Traditionally flexible pipe has been utilised to transport production fluids, such as oil and/or gas and/or water from one location to another. Flexible pipe has been found to be useful in connecting a sub-sea location to a sea-level location. Flexible pipe has generally been formed as an assembly of flexible pipe body and one or more end fittings. The pipe body is conventionally formed as a combination of layered materials that form a pressure-containing conduit. The pipe structure allows large deflections in use without causing bending stresses that impair the pipe's functionality over its lifetime. The pipe body is generally built up as a combined structure including tubular metallic and polymer layers which are typically unbonded.
Such unbonded flexible pipes have been used for deep water (less than 3300 feet (1005.84 meters)) and ultra-deep water (greater than 3300 feet (1005.84 meters)) developments. Of course flexible pipe may also be used for shallow water applications (for example, less than around 500 meters depth) or even for on-shore (overland) applications.
From time to time it is known that flexible pipes are located on or adjacent to a wear hazard. That is to say, the flexible pipes may be located at a location where an outer surface (typically referred to as an outer sheath) of a flexible pipe will tend to rub or knock against a nearby object. For example, the wear hazard may be a rocky seabed or a riser touchdown location or clash area or pipeline crossing zone or contact surface on a buoyancy element. A wear hazard is also generated where a jumper is laid on a Mid Water Arch (MWA) and a friction collar used to withstand axial loads and isolate goosenecks from service loads generated by movement of a Floating Production Storage and Offloading (FPSO) system. Although almost no axial relative displacement will happen due to the presence of the friction collar, significant relative displacements may happen due to sideways movement of the FPSO and the floating device as well as the effects of current that may drag lines. This relative displacement may cause the flexible riser outer sheath to breach after significant rubbing. This could potentially expose tensile armour wires to a direct contact situation with a MWA pontoon which will not be covered with any sort of polymeric sheath but rather may merely be painted with a few millimeters of epoxy-based paint.

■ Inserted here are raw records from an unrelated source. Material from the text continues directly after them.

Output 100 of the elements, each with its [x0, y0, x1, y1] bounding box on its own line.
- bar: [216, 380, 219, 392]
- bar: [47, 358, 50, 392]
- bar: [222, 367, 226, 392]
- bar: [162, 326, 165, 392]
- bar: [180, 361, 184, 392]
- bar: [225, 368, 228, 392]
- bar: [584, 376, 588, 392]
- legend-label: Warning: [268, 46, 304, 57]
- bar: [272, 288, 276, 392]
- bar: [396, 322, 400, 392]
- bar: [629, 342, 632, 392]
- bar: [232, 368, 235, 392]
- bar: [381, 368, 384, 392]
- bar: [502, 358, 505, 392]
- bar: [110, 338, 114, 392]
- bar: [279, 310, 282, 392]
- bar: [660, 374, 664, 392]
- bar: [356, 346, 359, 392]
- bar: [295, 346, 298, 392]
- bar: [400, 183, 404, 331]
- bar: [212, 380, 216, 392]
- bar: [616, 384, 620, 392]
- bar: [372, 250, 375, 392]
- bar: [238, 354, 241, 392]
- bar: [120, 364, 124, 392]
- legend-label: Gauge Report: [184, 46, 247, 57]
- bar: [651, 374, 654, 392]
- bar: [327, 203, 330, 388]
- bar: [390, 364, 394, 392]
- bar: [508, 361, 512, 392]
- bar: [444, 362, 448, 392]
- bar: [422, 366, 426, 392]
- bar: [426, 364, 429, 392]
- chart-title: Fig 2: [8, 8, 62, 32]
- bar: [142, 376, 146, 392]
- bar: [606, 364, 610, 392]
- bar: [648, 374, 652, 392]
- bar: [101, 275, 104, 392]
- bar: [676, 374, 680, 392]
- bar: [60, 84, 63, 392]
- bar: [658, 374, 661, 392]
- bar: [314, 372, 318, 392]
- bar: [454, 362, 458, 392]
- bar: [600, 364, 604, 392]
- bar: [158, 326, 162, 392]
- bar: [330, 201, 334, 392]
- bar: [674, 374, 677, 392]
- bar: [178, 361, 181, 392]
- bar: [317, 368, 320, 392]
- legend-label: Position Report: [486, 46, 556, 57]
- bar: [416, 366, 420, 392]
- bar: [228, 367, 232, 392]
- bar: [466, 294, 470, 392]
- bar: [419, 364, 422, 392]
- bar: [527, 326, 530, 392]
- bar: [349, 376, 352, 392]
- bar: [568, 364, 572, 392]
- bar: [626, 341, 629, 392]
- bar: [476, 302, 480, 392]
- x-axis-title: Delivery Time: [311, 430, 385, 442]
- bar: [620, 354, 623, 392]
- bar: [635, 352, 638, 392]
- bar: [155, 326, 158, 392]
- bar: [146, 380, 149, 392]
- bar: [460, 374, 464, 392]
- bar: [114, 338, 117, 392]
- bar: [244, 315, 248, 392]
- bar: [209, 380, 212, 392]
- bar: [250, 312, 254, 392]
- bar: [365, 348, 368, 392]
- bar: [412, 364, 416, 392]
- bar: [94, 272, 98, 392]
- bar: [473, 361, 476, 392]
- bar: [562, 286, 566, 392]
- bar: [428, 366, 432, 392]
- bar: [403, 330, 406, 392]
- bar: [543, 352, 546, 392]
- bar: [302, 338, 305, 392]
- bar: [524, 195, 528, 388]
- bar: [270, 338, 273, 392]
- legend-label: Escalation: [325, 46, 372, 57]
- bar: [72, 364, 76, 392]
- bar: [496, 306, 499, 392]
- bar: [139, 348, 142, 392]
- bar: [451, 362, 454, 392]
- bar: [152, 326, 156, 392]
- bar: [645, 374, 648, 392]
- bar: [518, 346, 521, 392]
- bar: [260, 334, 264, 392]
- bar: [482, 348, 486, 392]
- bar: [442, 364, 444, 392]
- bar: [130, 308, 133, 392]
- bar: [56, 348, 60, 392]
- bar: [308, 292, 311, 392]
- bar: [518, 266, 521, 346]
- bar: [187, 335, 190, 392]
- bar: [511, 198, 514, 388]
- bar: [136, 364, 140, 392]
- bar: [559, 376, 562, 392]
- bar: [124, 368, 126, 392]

A solution for this problem has been to include an additional sacrificial layer outside an outer sheath of a flexible pipe along the whole length of the pipe. However, such a solution introduces an increased stiffness and cost to the manufacture of flexible pipe.
It is an aim of the present invention to at least partly mitigate the above-mentioned problems.
It is an aim of certain embodiments of the present invention to provide a localised solution to problems caused to a flexible pipe by an adjacent wear hazard.
It is an aim of certain embodiments of the present invention to provide an apparatus and method for protecting an outer layer of a flexible pipe.
It is an aim of certain embodiments of the present invention to provide a method and apparatus for protecting an outer sheath of a flexible pipe in a way that can be retro-fitted to an in-situ flexible pipe.
It is an aim of certain embodiments of the present invention to provide a solution that can be easily and rapidly fitted and, if necessary, replaceable.